SİROZ NASIL TEŞHİS EDİLİR?
Yapılan ilk muayenede doktor hastanın geçmişiyle ilgili bilgi alır. Alkol kullanıp kullanmadığı, hepatit hastalığı geçirmiş mi diye öğrenir. Bu hastalığın bulaşmış olabileceği ihtimalini gözönüne alır ve ailede eşinin ya da birlikte olduğu kişide hepatit olup olmadığını öğrenmek ister.Daha sonra elle yapılan muayeneyle karaciğerin nasıl olduğuna bakılır. Siroz hastalarının karaciğeri serttir. Kenarları ise çok belirgindir. Sirozluların çoğunun dalağı büyüktür. Doktor hastanın görünümünü de inceler. Hasta sararmış, yanaklar ve eller kırmızılaşmıştır. Bacakalar zayıf ve karın da su topladığından elle muayene ile karında su birikip birikmediğini anlayabilir.
Kesin tanı koymak için ise kan tahlilleri ve gerekirse karaciğerden parça alımı yapılır. Kanda albumin düzeyi düşük, bilirubin seviyesi yüksek ise karaciğerde sorun olduğu anlaşılır. Karaciğer hücrelerinin kanda ne durumda olduğu incelenir. Bunun dışında ultrason görüntüleme ile karaciğer görüntülenir. Karaciğerin yüzeyi ve yapısının bozukluğu hakkında bilgi alınır. Siroz teşhisi konmasında güvenilir ve etkin bir yöntemdir.
Hepatit C’ye bağlı sirozda dekompanse olmadan önce tedavi verilebilir ancak tedavi zor ve dekompanse olma riski taşır.Hepatit C’ye bağlı siroz hastaları pegile interferon + ribavirin ile tedavi edilmektedir.Bu tedavi bir yıl sürmektedir.Tedavinin yan etkileri vardır.Başarılı bir tedavi ile hepatit C virüsü yok edilirse hastanın yaşam süresi uzar, yaşam kalitesi yükselir ve kanser gelişme riski azalır.
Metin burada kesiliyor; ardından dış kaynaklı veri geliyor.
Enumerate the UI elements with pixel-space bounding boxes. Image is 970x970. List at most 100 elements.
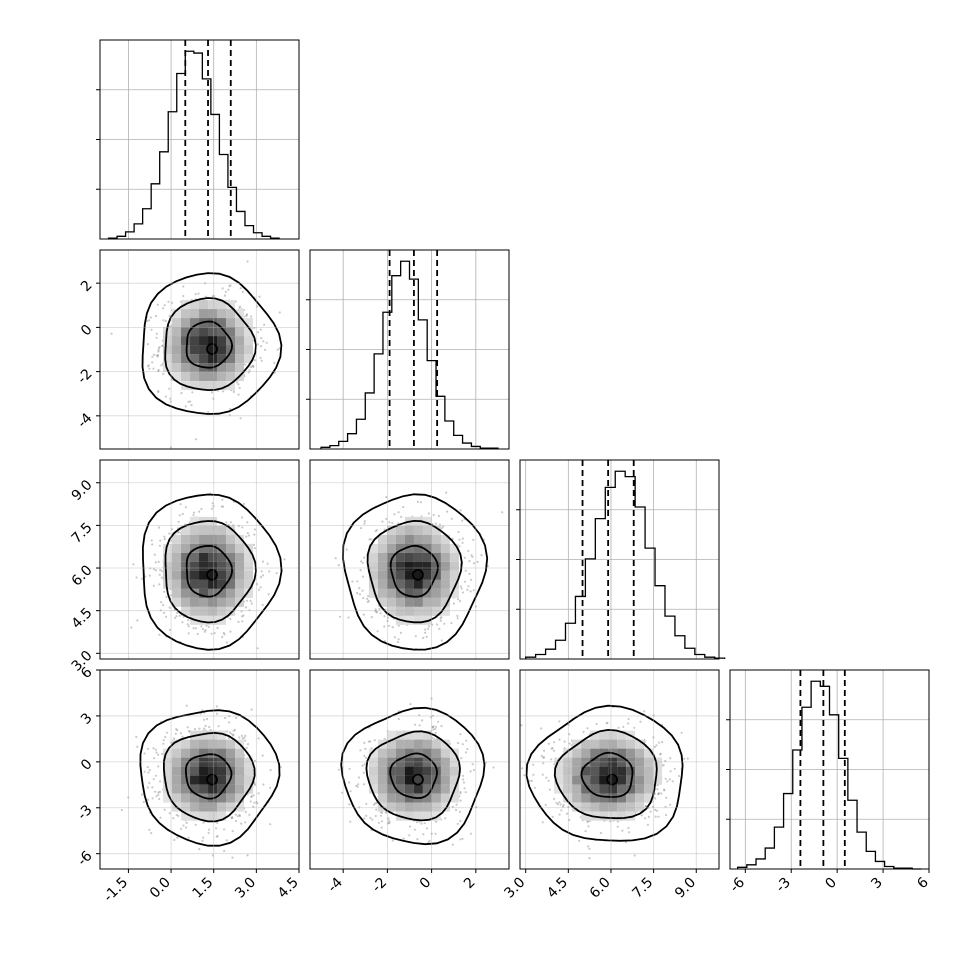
- scatter-point-2-1: [397, 511, 400, 514]
- density-cell-3-0: [217, 802, 227, 812]
- scatter-point-3-1: [373, 739, 376, 742]
- scatter-point-3-0: [217, 725, 220, 728]
- scatter-point-1-0: [149, 316, 152, 319]
- scatter-point-3-1: [456, 742, 460, 745]
- density-cell-2-1: [413, 525, 423, 535]
- density-cell-2-1: [404, 552, 414, 562]
- scatter-point-3-0: [140, 793, 144, 796]
- density-cell-2-0: [199, 525, 209, 535]
- scatter-point-3-0: [246, 854, 249, 857]
- density-cell-1-0: [217, 372, 227, 382]
- density-cell-2-1: [395, 588, 405, 598]
- scatter-point-3-0: [175, 728, 178, 731]
- scatter-point-2-1: [434, 522, 437, 525]
- scatter-point-1-0: [260, 345, 263, 348]
- scatter-point-3-1: [415, 821, 418, 824]
- scatter-point-2-0: [246, 532, 249, 535]
- scatter-point-2-0: [253, 528, 256, 531]
- scatter-point-3-1: [466, 748, 469, 751]
- scatter-point-3-0: [161, 752, 164, 756]
- scatter-point-2-1: [383, 615, 386, 618]
- scatter-point-1-0: [246, 260, 249, 263]
- scatter-point-2-1: [442, 525, 445, 528]
- density-cell-2-1: [377, 570, 387, 580]
- scatter-point-1-0: [157, 390, 160, 393]
- contour-peak-2-1: [412, 568, 424, 581]
- scatter-point-2-0: [136, 619, 139, 622]
- scatter-point-3-0: [240, 822, 243, 825]
- panel-frame-2-0: [99, 459, 300, 660]
- scatter-point-2-1: [345, 548, 348, 551]
- scatter-point-2-1: [391, 626, 394, 629]
- scatter-point-3-0: [146, 786, 149, 789]
- scatter-point-3-1: [431, 726, 434, 729]
- density-cell-1-0: [226, 300, 236, 310]
- panel-content-3-1: [337, 697, 495, 846]
- density-cell-2-1: [386, 597, 396, 607]
- scatter-point-1-0: [110, 332, 113, 335]
- panel-content-1-0: [110, 260, 283, 449]
- density-cell-1-0: [199, 372, 209, 382]
- scatter-point-2-1: [378, 607, 381, 611]
- density-cell-2-0: [208, 597, 218, 607]
- scatter-point-1-0: [258, 295, 261, 298]
- scatter-point-2-0: [245, 535, 248, 538]
- density-cell-3-0: [244, 766, 254, 776]
- scatter-point-2-1: [466, 588, 469, 591]
- scatter-point-3-0: [235, 716, 238, 720]
- density-cell-2-1: [422, 561, 432, 571]
- scatter-point-2-0: [229, 617, 232, 621]
- density-cell-1-0: [181, 363, 191, 373]
- scatter-point-3-1: [402, 837, 405, 840]
- scatter-point-1-0: [147, 364, 150, 367]
- density-cell-2-1: [395, 570, 405, 580]
- scatter-point-2-1: [374, 608, 377, 611]
- density-cell-2-1: [449, 552, 459, 562]
- scatter-point-3-0: [250, 708, 253, 711]
- scatter-point-3-1: [418, 820, 421, 824]
- scatter-point-3-0: [162, 739, 165, 742]
- density-cell-1-0: [208, 354, 218, 364]
- scatter-point-1-0: [191, 391, 194, 394]
- density-cell-2-0: [190, 525, 200, 535]
- density-cell-2-1: [413, 606, 423, 616]
- density-cell-1-0: [226, 309, 236, 319]
- scatter-point-1-0: [155, 332, 158, 335]
- density-cell-2-0: [181, 543, 191, 553]
- scatter-point-3-0: [203, 718, 206, 721]
- scatter-point-3-1: [408, 825, 412, 828]
- density-cell-3-0: [181, 748, 191, 758]
- scatter-point-3-1: [434, 731, 437, 734]
- density-cell-2-1: [449, 588, 459, 598]
- scatter-point-1-0: [164, 319, 167, 323]
- scatter-point-1-0: [262, 340, 265, 343]
- density-cell-2-0: [172, 552, 182, 562]
- scatter-point-3-1: [359, 749, 362, 752]
- density-cell-2-1: [386, 606, 396, 616]
- density-cell-2-0: [163, 579, 173, 589]
- scatter-point-3-0: [232, 733, 235, 736]
- density-cell-3-0: [199, 784, 209, 794]
- density-cell-2-1: [422, 606, 432, 616]
- scatter-point-3-0: [179, 732, 182, 735]
- scatter-point-3-1: [384, 811, 387, 814]
- scatter-point-3-1: [357, 776, 361, 779]
- scatter-point-3-1: [456, 822, 459, 826]
- scatter-point-2-0: [157, 560, 160, 564]
- panel-content-2-0: [130, 492, 286, 651]
- scatter-point-2-1: [461, 519, 464, 522]
- scatter-point-1-0: [157, 347, 160, 350]
- scatter-point-2-1: [363, 520, 366, 523]
- scatter-point-3-1: [348, 803, 351, 806]
- scatter-point-3-1: [463, 787, 466, 790]
- histogram-panel-0: [96, 39, 300, 240]
- scatter-point-3-1: [349, 790, 352, 793]
- scatter-point-3-1: [348, 767, 351, 770]
- scatter-point-3-0: [157, 765, 160, 768]
- scatter-point-2-1: [356, 580, 359, 583]
- scatter-point-2-0: [187, 632, 190, 635]
- density-cell-2-0: [217, 525, 227, 535]
- scatter-point-2-0: [200, 625, 203, 628]
- scatter-point-2-1: [469, 590, 472, 593]
- density-cell-2-1: [431, 579, 441, 589]
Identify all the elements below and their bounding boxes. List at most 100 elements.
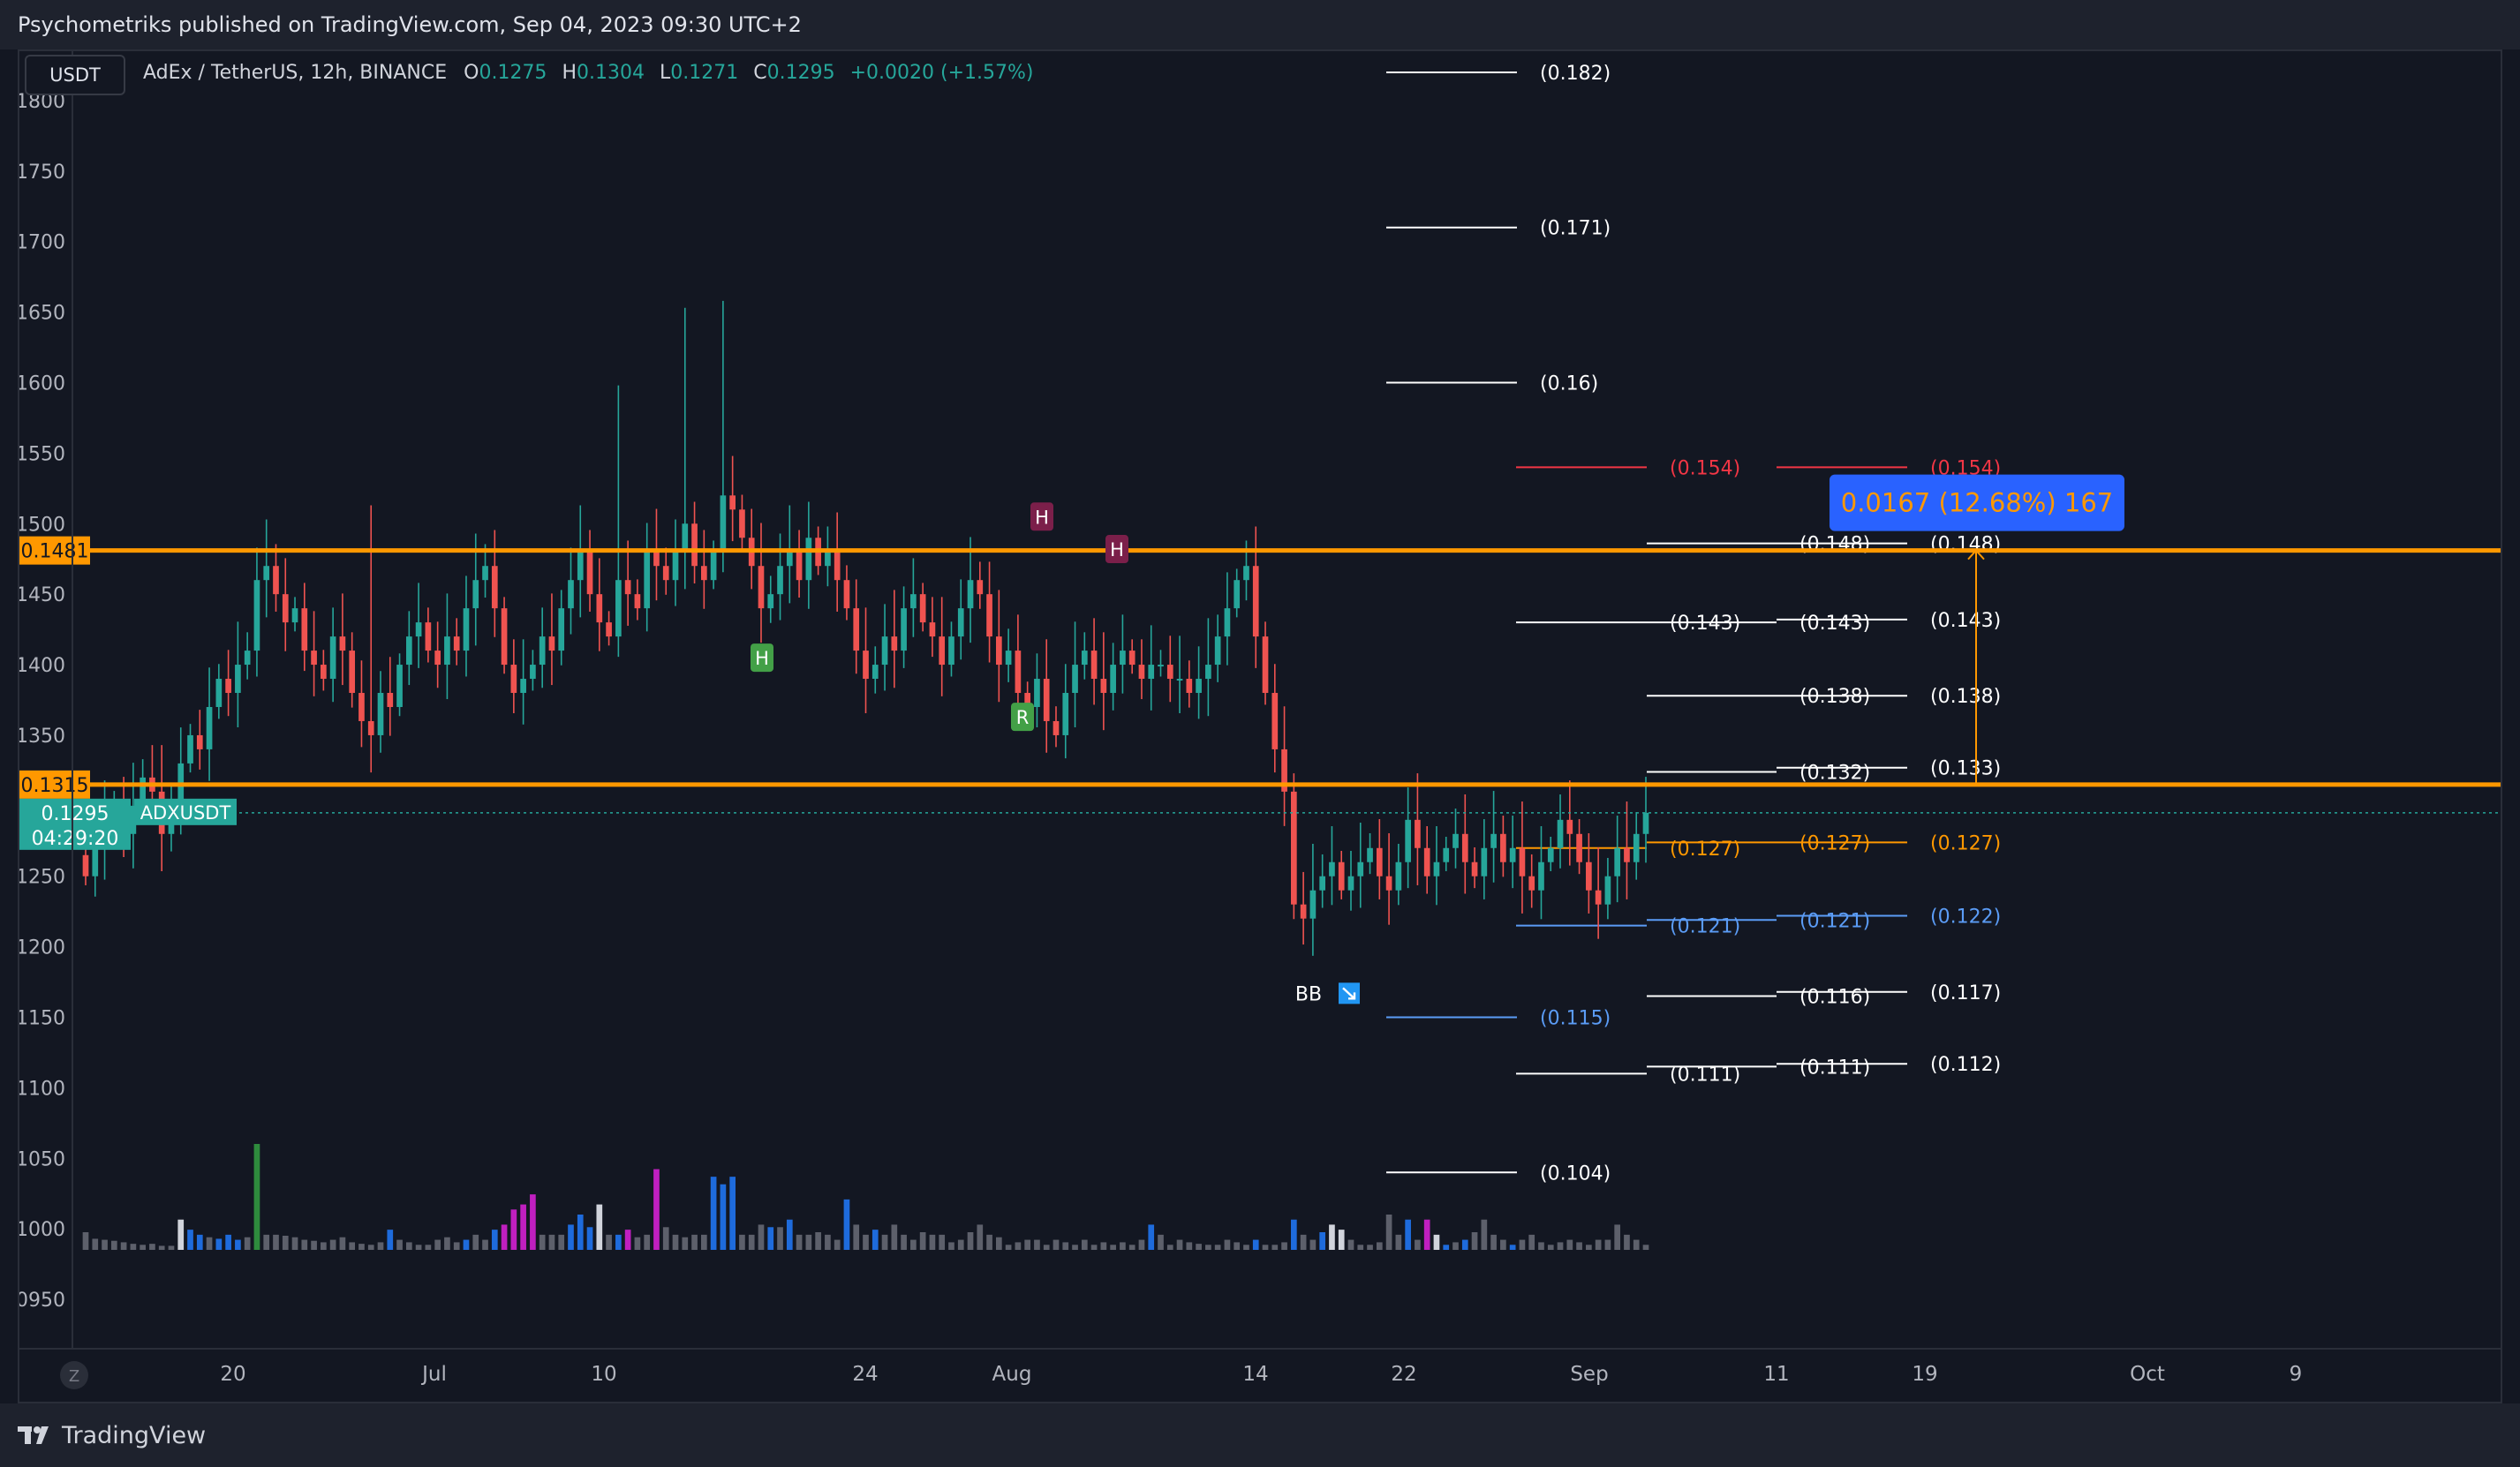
measure-label: 0.0167 (12.68%) 167 <box>1841 488 2113 518</box>
volume-bar <box>777 1227 783 1250</box>
candle <box>1595 846 1602 939</box>
candle-body <box>596 594 603 623</box>
volume-bar <box>596 1204 603 1250</box>
volume-bar <box>891 1224 898 1250</box>
candle <box>1528 854 1535 908</box>
candle-body <box>977 580 984 595</box>
candle <box>1158 650 1164 677</box>
chart-panel[interactable]: (0.182) (0.171) (0.16) (0.115) (0.104) (0.154… <box>18 49 2502 1403</box>
x-tick-label: Sep <box>1570 1363 1608 1386</box>
candle <box>1357 823 1364 908</box>
volume-bar <box>786 1219 793 1250</box>
candle-body <box>387 693 394 707</box>
level-label: (0.115) <box>1540 1008 1611 1030</box>
candle <box>253 547 260 677</box>
z-button[interactable] <box>60 1361 88 1389</box>
candle-body <box>1158 665 1164 667</box>
candle-body <box>1309 890 1317 919</box>
price-chart[interactable]: (0.182) (0.171) (0.16) (0.115) (0.104) (0.154… <box>19 51 2501 1402</box>
level-label: (0.154) <box>1670 457 1740 479</box>
close-label: C <box>753 62 767 84</box>
candle <box>843 565 850 621</box>
volume-bar <box>263 1234 270 1250</box>
volume-bar <box>1043 1245 1050 1250</box>
candle-body <box>263 566 270 581</box>
candle <box>434 621 441 688</box>
candle-body <box>1367 847 1373 862</box>
level-label: (0.171) <box>1540 218 1611 240</box>
candle <box>939 597 946 696</box>
candle <box>244 632 251 680</box>
volume-bar <box>1481 1219 1488 1250</box>
symbol-name[interactable]: AdEx / TetherUS, 12h, BINANCE <box>143 62 448 84</box>
volume-bar <box>387 1230 394 1250</box>
last-price-value: 0.1295 <box>41 803 109 825</box>
volume-bar <box>510 1209 517 1250</box>
volume-bar <box>367 1245 374 1250</box>
volume-bar <box>491 1230 498 1250</box>
candle-body <box>215 679 223 707</box>
candle <box>644 523 651 632</box>
y-tick-label: 0.1000 <box>19 1219 65 1241</box>
candle-body <box>871 665 879 680</box>
level-label: (0.143) <box>1799 613 1870 635</box>
volume-bar <box>1252 1239 1259 1250</box>
currency-button[interactable]: USDT <box>25 55 125 95</box>
candle-body <box>1586 861 1592 891</box>
y-tick-label: 0.1650 <box>19 303 65 325</box>
candle-body <box>682 523 689 553</box>
candle <box>548 593 555 686</box>
candle <box>1309 843 1317 956</box>
candle-body <box>1128 651 1136 666</box>
candle <box>1166 636 1173 703</box>
y-tick-label: 0.1250 <box>19 867 65 889</box>
candle-body <box>805 538 812 581</box>
volume-bar <box>206 1237 213 1250</box>
candle <box>758 523 765 643</box>
candle <box>1376 819 1383 899</box>
tradingview-logo[interactable]: TradingView <box>18 1422 206 1449</box>
level-label: (0.143) <box>1930 610 2001 632</box>
candle-body <box>1015 651 1022 694</box>
candle <box>929 597 936 658</box>
volume-bar <box>1614 1224 1621 1250</box>
level-label: (0.122) <box>1930 906 2001 928</box>
x-tick-label: Oct <box>2130 1363 2165 1386</box>
volume-layer <box>82 1144 1649 1250</box>
candle-body <box>586 552 593 595</box>
candle-body <box>1291 791 1297 905</box>
volume-bar <box>1329 1224 1335 1250</box>
level-label: (0.121) <box>1799 910 1870 932</box>
x-axis: 20 Jul 10 24 Aug 14 22 Sep 11 19 Oct 9 Z <box>19 1348 2501 1389</box>
y-tick-label: 0.1050 <box>19 1148 65 1170</box>
candle <box>558 590 565 666</box>
volume-bar <box>301 1239 308 1250</box>
candle-body <box>1005 651 1012 666</box>
candle-body <box>1500 833 1506 862</box>
volume-bar <box>434 1239 441 1250</box>
candle <box>1405 787 1411 889</box>
volume-bar <box>615 1234 622 1250</box>
volume-bar <box>1176 1239 1183 1250</box>
candle <box>339 593 346 686</box>
volume-bar <box>120 1242 127 1250</box>
candle-body <box>1614 847 1621 876</box>
volume-bar <box>1234 1242 1241 1250</box>
volume-bar <box>901 1234 907 1250</box>
candle <box>1043 639 1050 753</box>
candle <box>606 611 612 646</box>
candle <box>235 621 241 727</box>
candle-body <box>1395 861 1402 891</box>
candle <box>130 763 137 869</box>
candle <box>425 607 432 663</box>
candle-body <box>1090 651 1098 680</box>
candle-body <box>415 622 422 637</box>
candle <box>700 530 707 609</box>
volume-bar <box>130 1244 137 1250</box>
candle-body <box>653 552 660 567</box>
candle-body <box>1148 665 1155 680</box>
volume-bar <box>929 1234 936 1250</box>
volume-bar <box>1034 1239 1040 1250</box>
candle <box>996 590 1002 703</box>
candle <box>1110 643 1116 711</box>
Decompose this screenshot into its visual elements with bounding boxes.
Eskiden siroz tedavisi mümkün olmayan hastalıklar arasında idi. Bugün bu görüşler değişmiştir.Zira siroz tedavi ile gerileyen bir hastalık konumuna gelmiştir.Hepatit B nedeniyle tedavi ettiğimiz birçok hastada hastalık ciddi oranda gerilemiş ve hastaların yaşam kalitesi ciddi oranda yükselmiştir.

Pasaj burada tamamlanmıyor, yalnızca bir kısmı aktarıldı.